Tiap Hari Pejabat Ngomong Terorisme-Radikalisme, Iklim Investasi Rusak

Jakarta (SI Online) – Anggota Komisi I DPR Fadli Zon mengritik pejabat-pejabat pemerintah yang tiap hari mendramatisir terorisme dan radikalisme. Menurur Fadli hal itu akan merusak iklim investasi.

“Saya mencatat, sejak pemerintahan baru dilantik, ada dua isu yang terus-menerus diangkat oleh Presiden dan kabinetnya, yaitu radikalisme dan investasi,” ungkap Fadli dalam keterangan tertulisnya, Senin pagi (18/11).

Alumnus London School of Economics (LSE) itu mengaku sejak awalsudah mengingatkan Pemerintah sebaiknya berhenti mengeksploitasi isu radikalisme, juga terorisme, karena bersifat kontraproduktif bagi kepentingan jangka pendek dan jangka panjang.

“Misalnya, bagaimana kita akan bisa menggenjot investasi, atau membangun kepercayaan dunia luar, jika pejabat pemerintah kita tiap hari berisik mengeksploitasi isu radikalisme dan terorisme?,” kata dia.
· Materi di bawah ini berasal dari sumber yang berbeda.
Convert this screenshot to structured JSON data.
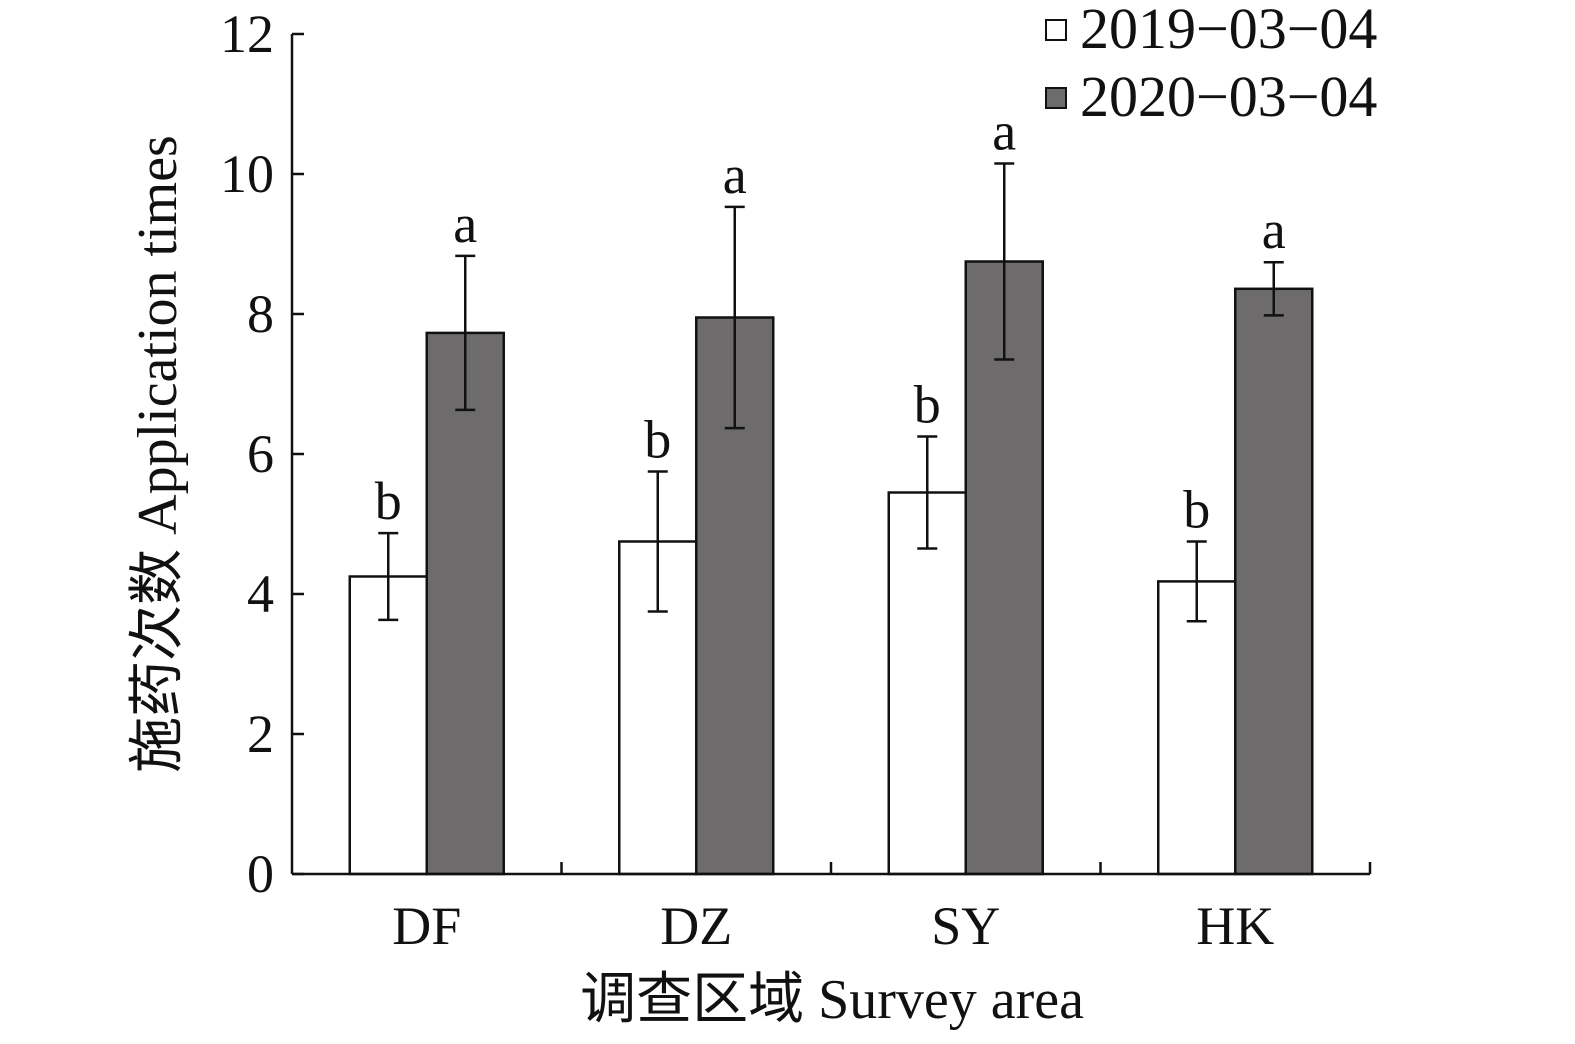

Menurut Fadli, berdasarkan hasil riset sejumlah lembaga konsultan, pernyataan positif dari pemerintah adalah hal yang sangat mempengaruhi persepsi investor. Mereka menilai apa yang terjadi Indonesia dari pernyataan-pernyataan pejabat pemerintahnya.

“Bisa kita bayangkan, apa jadinya jika semua pejabat di Indonesia, mulai dari Presiden hingga para menteri, semuanya bicara mengenai radikalisme tiap hari?,” tanya Waketum Partai Gerindra itu.

Fadli menyarankan, para pejabat pemerintah mestinya menyadari bahwa pernyataan-pernyataan publik mereka bisa mempengaruhi dinamika ekonomi. Efeknya, kata dia, bisa luas.

“Inilah yang menyebabkan kenapa tingkat ketertarikan investasi asing di Indonesia cenderung menurun. Mereka butuh kepastian dan jaminan keamanan,” ungkapnya.

Jaminan stabilitas itu, lanjutnya, awalnya dilihat dari pernyataan para pejabat. Itu sebabnya para pejabat pemerintah sebaiknya stop memproduksi kegaduhan dengan isu radikalisme, teror dan semacamnya.

“Turunnya minat investasi ini memang harus kita perhatikan benar, karena bisa memicu terjadinya destabilisasi. Bagaimana kita bisa menyerap tenaga kerja, misalnya, jika investasinya turun? Bagaimana kehidupan sosial akan stabil, jika jumlah pengangguran meningkat? Ini adalah soal yang kait-mengait,” katanya.